We are witnessing a trend where the use of artificial intelligence in smart environments is gaining significant traction
This has now become a problem, referred to as the radio frequency ‘spectrum crunch’ by some. And the significance of this development is huge as we live through what economist Jeremy Rifkin calls the 3rd Industrial Revolution, and prepare for the 4th Industrial Revolution.
Until now people have been using the internet primarily for private and professional purposes. Now we are witnessing a trend where the use of artificial intelligence in smart environments is gaining significant traction. This means that objects around us are becoming more intelligent: I call them ‘smart-X’ – examples being smart city, smart home and smart manufacturing. A prominent example of this phenomenon is the driverless car.
But ‘connectivity’ is the key. For an environment to become smart, an intelligent system needs to sense it as we humans would do with our senses, and transmit then the information to a central processor, the equivalent of the human brain.
This process happens usually by electrical impulses sent through the nervous system, or equivalently through our wireless networks. The ‘brain’ processes the data in real time and has the tremendous task of filtering relevant information. In technical terms this is called ‘big data’ or ‘data analytics’.
Next, the intelligent system will act on the available information by moving the legs, or steering the wheel in case of a driverless car.
And this is where LiFi comes in.
In the future, there will be a storm of ‘things’ that will be connected to the internet. There will also be a push towards more intelligent systems to modernise manufacturing and to reduce carbon dioxide emissions, to give just two examples.
In light fidelity we have found a resource equivalent to mineral oil – LiFi can provide the unprecedented and ubiquitous connectivity that drives the new economies
We need more space, and the visible light spectrum is thousand times more plentiful than the entire radio frequency spectrum. The light spectrum is unlicensed and it is not known to cause any health concerns as long as the eye safety regulations are maintained.
What this means is that in light fidelity we have found a resource equivalent to mineral oil, which was the driver for the energy-based 2nd Industrial Revolution. LiFi can provide the unprecedented and ubiquitous connectivity that drives the new economies, as it holds huge potential for creating future economic success in Europe. The European governments can accelerate this success by helping with large scale LiFi adoption in public buildings and public places, and by developing research programs that will ensure continuous leadership in this field when international competition is gaining significant momentum.

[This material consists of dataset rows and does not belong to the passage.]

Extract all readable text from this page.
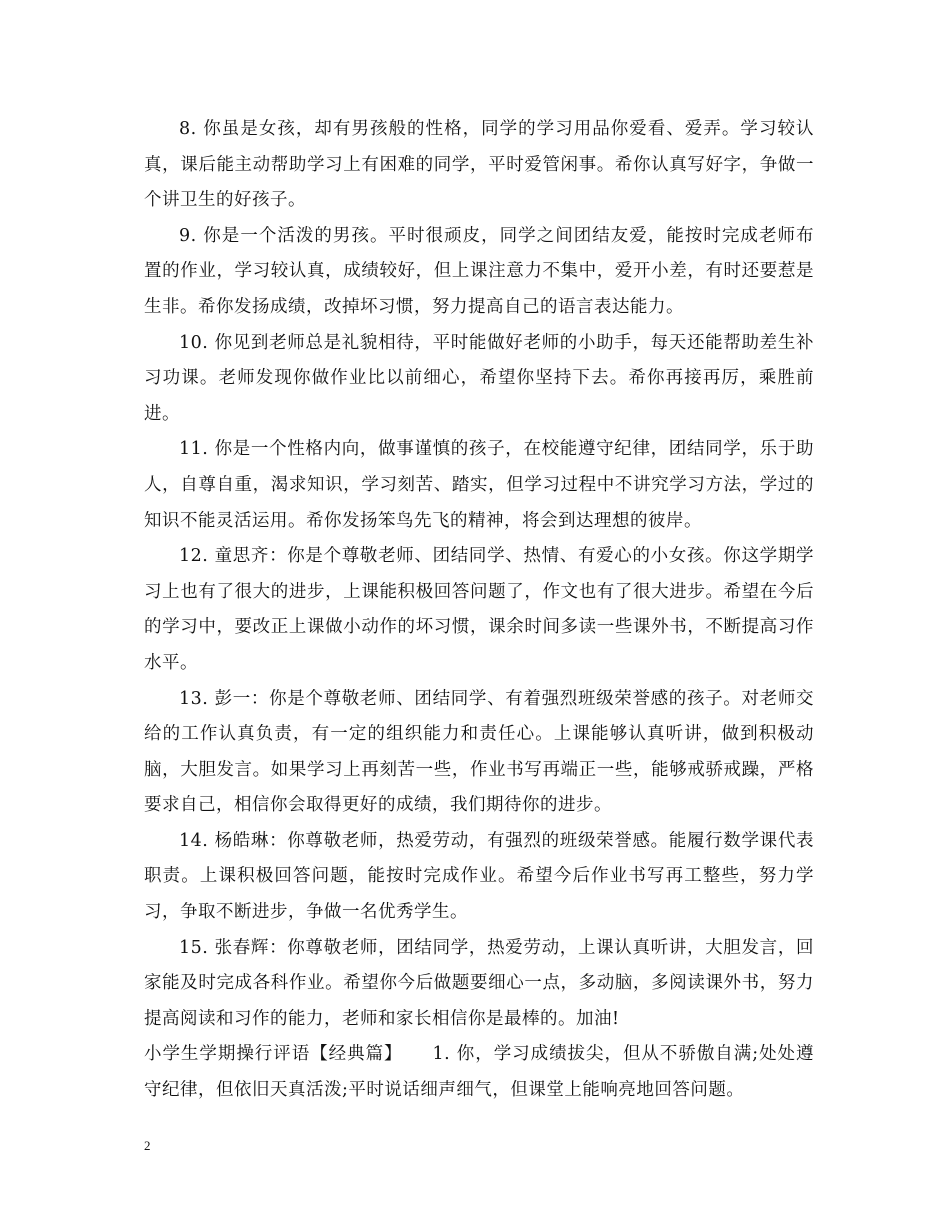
8. 你虽是女孩，却有男孩般的性格，同学的学习用品你爱看、爱弄。学习较认真，课后能主动帮助学习上有困难的同学，平时爱管闲事。希你认真写好字，争做一个讲卫生的好孩子。

9. 你是一个活泼的男孩。平时很顽皮，同学之间团结友爱，能按时完成老师布置的作业，学习较认真，成绩较好，但上课注意力不集中，爱开小差，有时还要惹是生非。希你发扬成绩，改掉坏习惯，努力提高自己的语言表达能力。

10. 你见到老师总是礼貌相待，平时能做好老师的小助手，每天还能帮助差生补习功课。老师发现你做作业比以前细心，希望你坚持下去。希你再接再厉，乘胜前进。

11. 你是一个性格内向，做事谨慎的孩子，在校能遵守纪律，团结同学，乐于助人，自尊自重，渴求知识，学习刻苦、踏实，但学习过程中不讲究学习方法，学过的知识不能灵活运用。希你发扬笨鸟先飞的精神，将会到达理想的彼岸。

12. 童思齐：你是个尊敬老师、团结同学、热情、有爱心的小女孩。你这学期学习上也有了很大的进步，上课能积极回答问题了，作文也有了很大进步。希望在今后的学习中，要改正上课做小动作的坏习惯，课余时间多读一些课外书，不断提高习作水平。

13. 彭一：你是个尊敬老师、团结同学、有着强烈班级荣誉感的孩子。对老师交给的工作认真负责，有一定的组织能力和责任心。上课能够认真听讲，做到积极动脑，大胆发言。如果学习上再刻苦一些，作业书写再端正一些，能够戒骄戒躁，严格要求自己，相信你会取得更好的成绩，我们期待你的进步。

14. 杨皓琳：你尊敬老师，热爱劳动，有强烈的班级荣誉感。能履行数学课代表职责。上课积极回答问题，能按时完成作业。希望今后作业书写再工整些，努力学习，争取不断进步，争做一名优秀学生。

15. 张春辉：你尊敬老师，团结同学，热爱劳动，上课认真听讲，大胆发言，回家能及时完成各科作业。希望你今后做题要细心一点，多动脑，多阅读课外书，努力提高阅读和习作的能力，老师和家长相信你是最棒的。加油!

小学生学期操行评语【经典篇】 1. 你，学习成绩拔尖，但从不骄傲自满;处处遵守纪律，但依旧天真活泼;平时说话细声细气，但课堂上能响亮地回答问题。

2
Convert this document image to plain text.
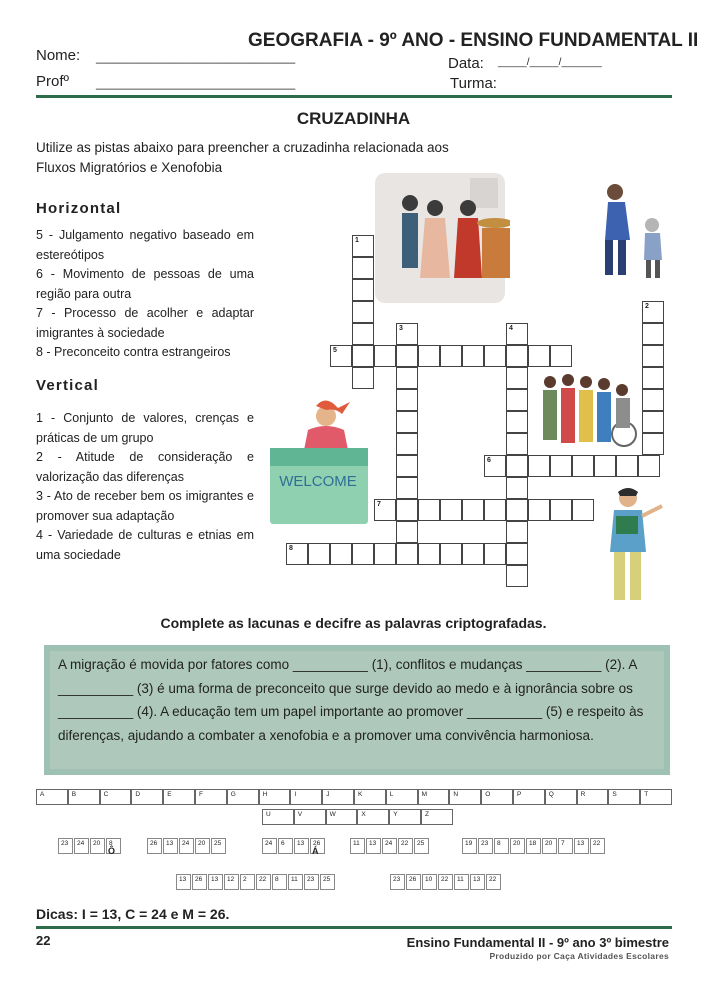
GEOGRAFIA - 9º ANO - ENSINO FUNDAMENTAL II
Nome: _____________________________
Profº _____________________________
Data: _____/_____/_______
Turma:
CRUZADINHA
Utilize as pistas abaixo para preencher a cruzadinha relacionada aos Fluxos Migratórios e Xenofobia
Horizontal
5 - Julgamento negativo baseado em estereótipos
6 - Movimento de pessoas de uma região para outra
7 - Processo de acolher e adaptar imigrantes à sociedade
8 - Preconceito contra estrangeiros
Vertical
1 - Conjunto de valores, crenças e práticas de um grupo
2 - Atitude de consideração e valorização das diferenças
3 - Ato de receber bem os imigrantes e promover sua adaptação
4 - Variedade de culturas e etnias em uma sociedade
WELCOME
1
5
3	4
2
6
7
8
Complete as lacunas e decifre as palavras criptografadas.
A migração é movida por fatores como __________ (1), conflitos e mudanças __________ (2). A __________ (3) é uma forma de preconceito que surge devido ao medo e à ignorância sobre os __________ (4). A educação tem um papel importante ao promover __________ (5) e respeito às diferenças, ajudando a combater a xenofobia e a promover uma convivência harmoniosa.
A	B	C	D	E	F	G	H	I	J	K	L	M	N	O	P	Q	R	S	T
U	V	W	X	Y	Z
23	24	20	8	26	13	24	20	25	24	6	13	26	11	13	24	22	25	19	23	8	20	18	20	7	13	22
Ô	Á
13	26	13	12	2	22	8	11	23	25	23	26	10	22	11	13	22
Dicas: I = 13, C = 24 e M = 26.
22	Ensino Fundamental II - 9º ano 3º bimestre
Produzido por Caça Atividades Escolares
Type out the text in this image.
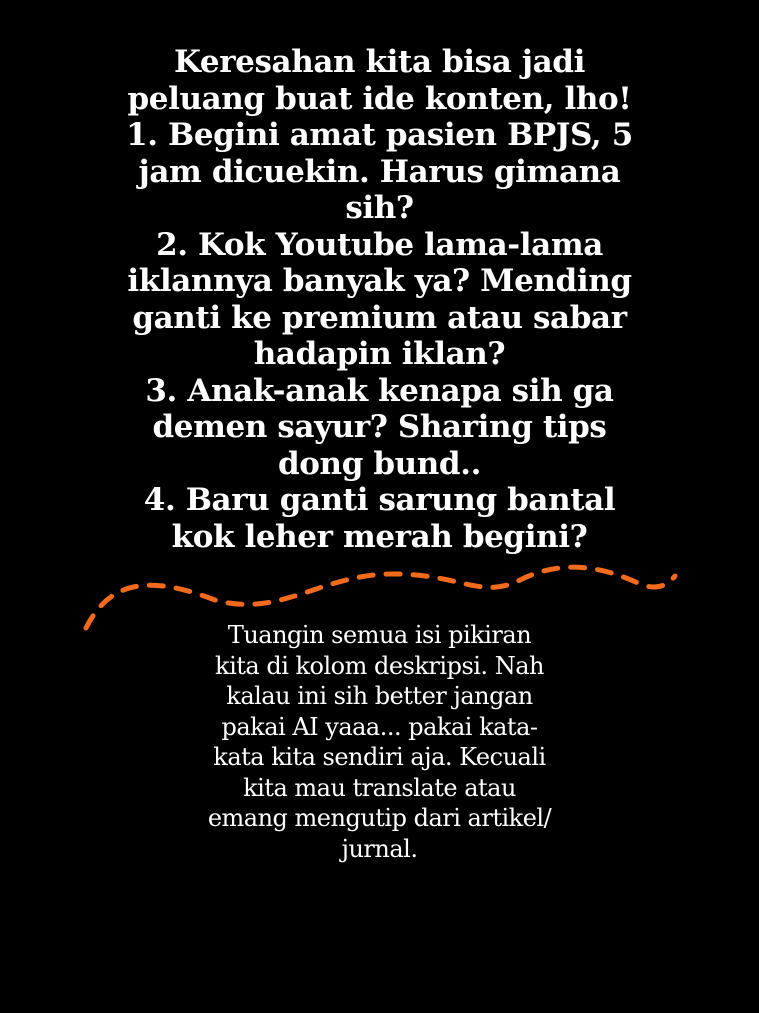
Keresahan kita bisa jadi
peluang buat ide konten, lho!
1. Begini amat pasien BPJS, 5
jam dicuekin. Harus gimana
sih?
2. Kok Youtube lama-lama
iklannya banyak ya? Mending
ganti ke premium atau sabar
hadapin iklan?
3. Anak-anak kenapa sih ga
demen sayur? Sharing tips
dong bund..
4. Baru ganti sarung bantal
kok leher merah begini?

Tuangin semua isi pikiran
kita di kolom deskripsi. Nah
kalau ini sih better jangan
pakai AI yaaa... pakai kata-
kata kita sendiri aja. Kecuali
kita mau translate atau
emang mengutip dari artikel/
jurnal.
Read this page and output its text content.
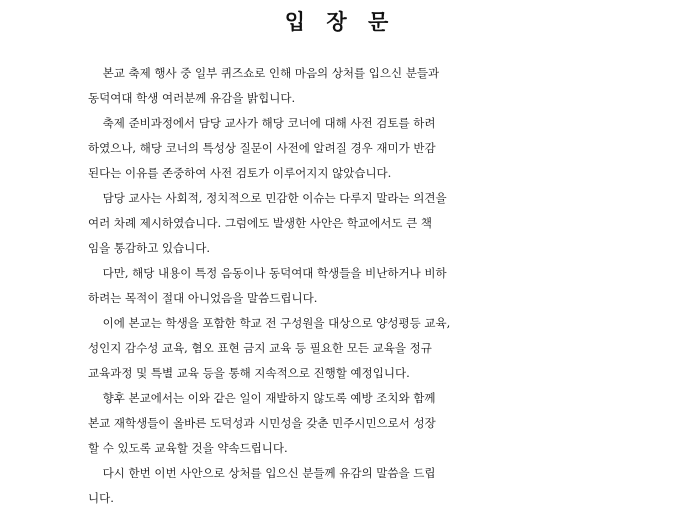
입 장 문

본교 축제 행사 중 일부 퀴즈쇼로 인해 마음의 상처를 입으신 분들과

동덕여대 학생 여러분께 유감을 밝힙니다.

축제 준비과정에서 담당 교사가 해당 코너에 대해 사전 검토를 하려

하였으나, 해당 코너의 특성상 질문이 사전에 알려질 경우 재미가 반감

된다는 이유를 존중하여 사전 검토가 이루어지지 않았습니다.

담당 교사는 사회적, 정치적으로 민감한 이슈는 다루지 말라는 의견을

여러 차례 제시하였습니다. 그럼에도 발생한 사안은 학교에서도 큰 책

임을 통감하고 있습니다.

다만, 해당 내용이 특정 음동이나 동덕여대 학생들을 비난하거나 비하

하려는 목적이 절대 아니었음을 말씀드립니다.

이에 본교는 학생을 포함한 학교 전 구성원을 대상으로 양성평등 교육,

성인지 감수성 교육, 혐오 표현 금지 교육 등 필요한 모든 교육을 정규

교육과정 및 특별 교육 등을 통해 지속적으로 진행할 예정입니다.

향후 본교에서는 이와 같은 일이 재발하지 않도록 예방 조치와 함께

본교 재학생들이 올바른 도덕성과 시민성을 갖춘 민주시민으로서 성장

할 수 있도록 교육할 것을 약속드립니다.

다시 한번 이번 사안으로 상처를 입으신 분들께 유감의 말씀을 드립

니다.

A European spin-off company, pureLiFi Ltd, is currently leading the way in LiFi commercialisation and has already equipped the European lighting industry with LiFi modules. As a result, there is LiFi-enabled equipment available on the market and a number of pilots are underway – for example, at the headquarters of the Sogeprom real estate company in Paris.
Perhaps we are, in fact, entering a new enlightened era.